Ministro interrompe análise após fortes embates entre integrantes da Corte; placar ficou em 4 a 3 pela análise separada dos casos envolvendo Alexandre de Moraes e André Mendonça

O ministro Flávio Dino pediu vista e interrompeu, nesta terça-feira (15/09), uma das sessões mais tensas do Supremo Tribunal Federal (STF). Antes de suspender o julgamento para analisar melhor o processo, Dino criticou duramente o clima no plenário e classificou a sessão como “desastrosa”.

A sessão extraordinária foi marcada por fortes divergências entre integrantes da Corte. Entre os embates registrados esteve uma discussão entre André Mendonça e Gilmar Mendes, além de manifestações envolvendo Alexandre de Moraes, Luiz Fux, Edson Fachin e o próprio Flávio Dino.

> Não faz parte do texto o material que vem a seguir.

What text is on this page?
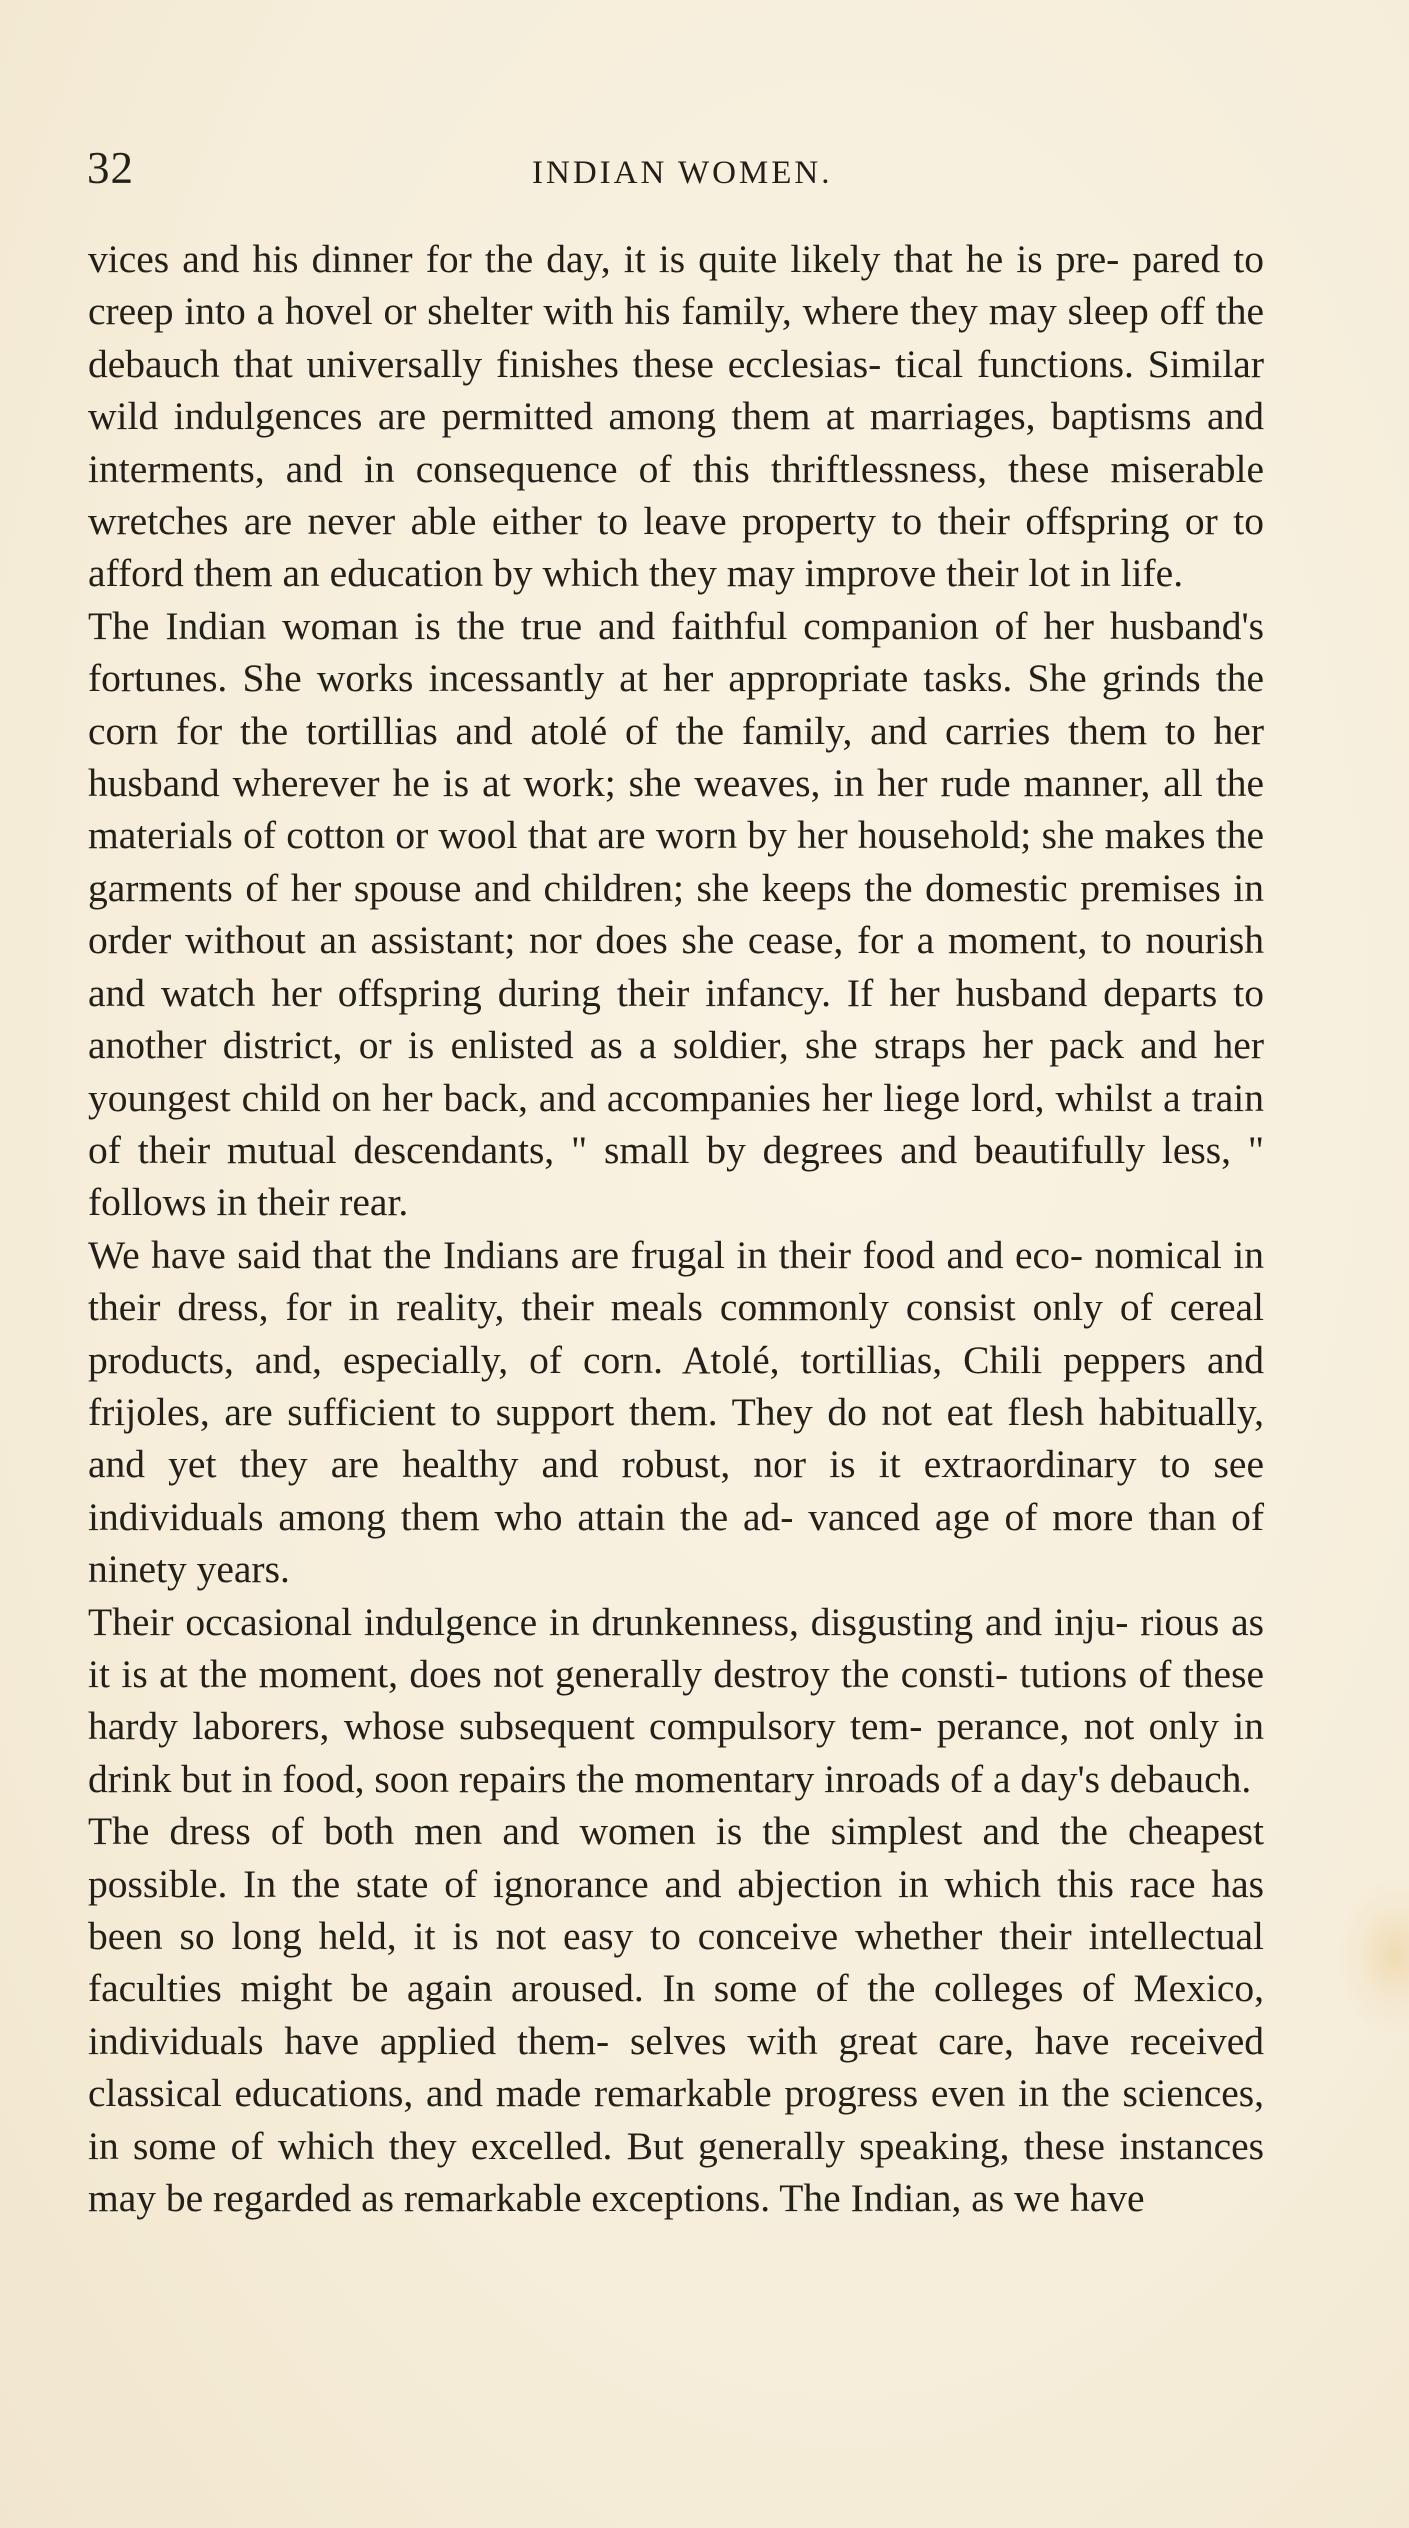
32	INDIAN WOMEN.

vices and his dinner for the day, it is quite likely that he is pre- pared to creep into a hovel or shelter with his family, where they may sleep off the debauch that universally finishes these ecclesias- tical functions. Similar wild indulgences are permitted among them at marriages, baptisms and interments, and in consequence of this thriftlessness, these miserable wretches are never able either to leave property to their offspring or to afford them an education by which they may improve their lot in life.

The Indian woman is the true and faithful companion of her husband's fortunes. She works incessantly at her appropriate tasks. She grinds the corn for the tortillias and atolé of the family, and carries them to her husband wherever he is at work; she weaves, in her rude manner, all the materials of cotton or wool that are worn by her household; she makes the garments of her spouse and children; she keeps the domestic premises in order without an assistant; nor does she cease, for a moment, to nourish and watch her offspring during their infancy. If her husband departs to another district, or is enlisted as a soldier, she straps her pack and her youngest child on her back, and accompanies her liege lord, whilst a train of their mutual descendants, " small by degrees and beautifully less, " follows in their rear.

We have said that the Indians are frugal in their food and eco- nomical in their dress, for in reality, their meals commonly consist only of cereal products, and, especially, of corn. Atolé, tortillias, Chili peppers and frijoles, are sufficient to support them. They do not eat flesh habitually, and yet they are healthy and robust, nor is it extraordinary to see individuals among them who attain the ad- vanced age of more than of ninety years.

Their occasional indulgence in drunkenness, disgusting and inju- rious as it is at the moment, does not generally destroy the consti- tutions of these hardy laborers, whose subsequent compulsory tem- perance, not only in drink but in food, soon repairs the momentary inroads of a day's debauch.

The dress of both men and women is the simplest and the cheapest possible. In the state of ignorance and abjection in which this race has been so long held, it is not easy to conceive whether their intellectual faculties might be again aroused. In some of the colleges of Mexico, individuals have applied them- selves with great care, have received classical educations, and made remarkable progress even in the sciences, in some of which they excelled. But generally speaking, these instances may be regarded as remarkable exceptions. The Indian, as we have
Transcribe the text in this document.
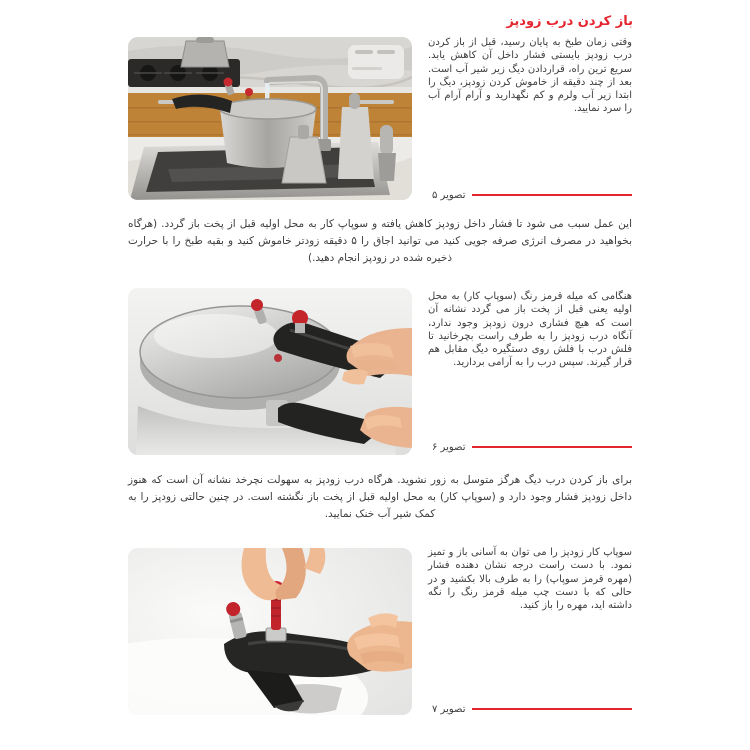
باز کردن درب زودپز

وقتی زمان طبخ به پایان رسید، قبل از باز کردن درب زودپز بایستی فشار داخل آن کاهش یابد. سریع ترین راه، قراردادن دیگ زیر شیر آب است. بعد از چند دقیقه از خاموش کردن زودپز، دیگ را ابتدا زیر آب ولرم و کم نگهدارید و آرام آرام آب را سرد نمایید.

تصویر ۵

این عمل سبب می شود تا فشار داخل زودپز کاهش یافته و سوپاپ کار به محل اولیه قبل از پخت باز گردد. (هرگاه بخواهید در مصرف انرژی صرفه جویی کنید می توانید اجاق را ۵ دقیقه زودتر خاموش کنید و بقیه طبخ را با حرارت ذخیره شده در زودپز انجام دهید.)

هنگامی که میله قرمز رنگ (سوپاپ کار) به محل اولیه یعنی قبل از پخت باز می گردد نشانه آن است که هیچ فشاری درون زودپز وجود ندارد، آنگاه درب زودپز را به طرف راست بچرخانید تا فلش درب با فلش روی دستگیره دیگ مقابل هم قرار گیرند. سپس درب را به آرامی بردارید.

تصویر ۶

برای باز کردن درب دیگ هرگز متوسل به زور نشوید. هرگاه درب زودپز به سهولت نچرخد نشانه آن است که هنوز داخل زودپز فشار وجود دارد و (سوپاپ کار) به محل اولیه قبل از پخت باز نگشته است. در چنین حالتی زودپز را به کمک شیر آب خنک نمایید.

سوپاپ کار زودپز را می توان به آسانی باز و تمیز نمود. با دست راست درجه نشان دهنده فشار (مهره قرمز سوپاپ) را به طرف بالا بکشید و در حالی که با دست چپ میله قرمز رنگ را نگه داشته اید، مهره را باز کنید.

تصویر ۷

O Supremo discutia uma questão de ordem sobre a forma de tramitação dos procedimentos relacionados a Moraes e Mendonça. Com o pedido de vista, a votação foi interrompida com quatro votos pela análise separada e três pela reunião dos casos.

Edson Fachin, André Mendonça, Luiz Fux e Cármen Lúcia se posicionaram pela separação. Gilmar Mendes, Alexandre de Moraes e Cristiano Zanin defenderam a reunião. Dino chegou a se manifestar pela unificação, mas, ao pedir vista, seu voto deixou de integrar o placar naquele momento.

“Degradam a imagem do Tribunal”

O clima se deteriorou durante as manifestações dos ministros. Dino criticou a condução dos trabalhos pelo presidente do STF, Edson Fachin, e afirmou que a discussão havia alcançado um nível prejudicial à própria imagem institucional da Corte.

“Nós estamos em termos que degradam a imagem do Tribunal”, declarou.

Durante o embate, Dino também afirmou estar sendo “agredido” e pediu que Fachin exercesse o poder de polícia da sessão.

O ministro questionou ainda a possibilidade de o Supremo continuar enfrentando discussões semelhantes caso novos elementos envolvendo integrantes da Corte apareçam nas investigações.

“Vossa Excelência está conduzindo o Supremo para ficar deste modo degradante do ponto de vista técnico e ético por meses”, afirmou Dino.

Ele também disse que sua posição não seria determinada pela repercussão nas redes sociais.

“Não me importa se haverá no meu Instagram ou no meu Facebook milhares de mensagens dizendo da impunidade, da corrupção. Eu tenho responsabilidade com esse país.”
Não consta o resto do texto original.